Hour by Hour: March 1, 2006
“Like sands through the hourglass, these are the days of our lives.” This is the Smelley’s daily life, measured in hours only, sometimes less. Will this hour be a good one for Alyssa? Will she be asking for Pizza Mizza? Or will she be vomiting? Will she be sound asleep? Or will she be so dizzy she can’t even use her walker to get down the hall? This is a difficult time, marked by blessings and moments of laughter. Many days, Alyssa feels quite lousy. At other times, her humor shines through. The other night, as he was tucking her in, Russell asked Alyssa if she needed anything else. Her answer, “Hair.” And when she is feeling well, it is delightful to watch Alyssa hurrying down the hall, not actually using her walker, but carrying it in front of her. She is not allowed to travel through the house without a spotter because of her unsteadiness and dizziness. When we asked how she felt about this, she said, “It’s frustrating because I have to wait sometimes, but someone always comes —eventually.” We can all relate —it’s hard to wait 35 seconds.

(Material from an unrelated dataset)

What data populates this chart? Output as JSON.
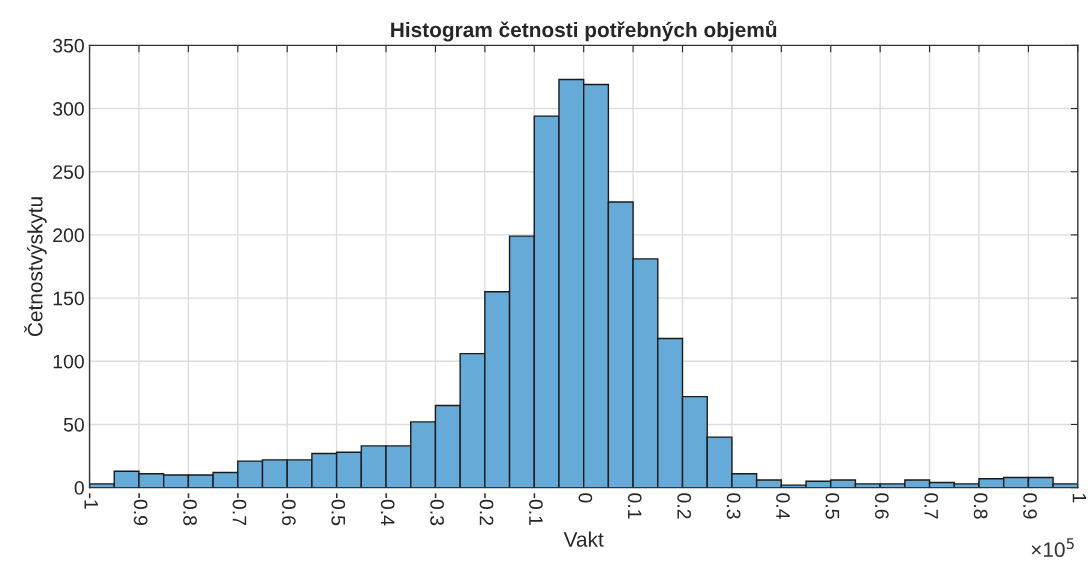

Jesus Is Calling: June 12, 2006
Day by day, Alyssa’s life grows more “strangely dim” as she walks from the things of earth toward His glory. She can see almost nothing now and can’t explain what she can see. Her mental cognition declines daily. She recognizes only her parents and Travis and a few others very close to her. Even this recognition is not consistent, as she has times of confusion when she doesn’t fully connect with anyone.
Alyssa keeps asking if she can “go home now.” In her confusion, she doesn’t always recognize her surroundings; her own home, her own room are unfamiliar. She politely states, repeatedly, “I’m ready to go home whenever you’re ready.” We have begun to wonder if she isn’t so much confused when she says this, but rather that she really is “ready to go home now.” Softly and tenderly, Jesus is calling.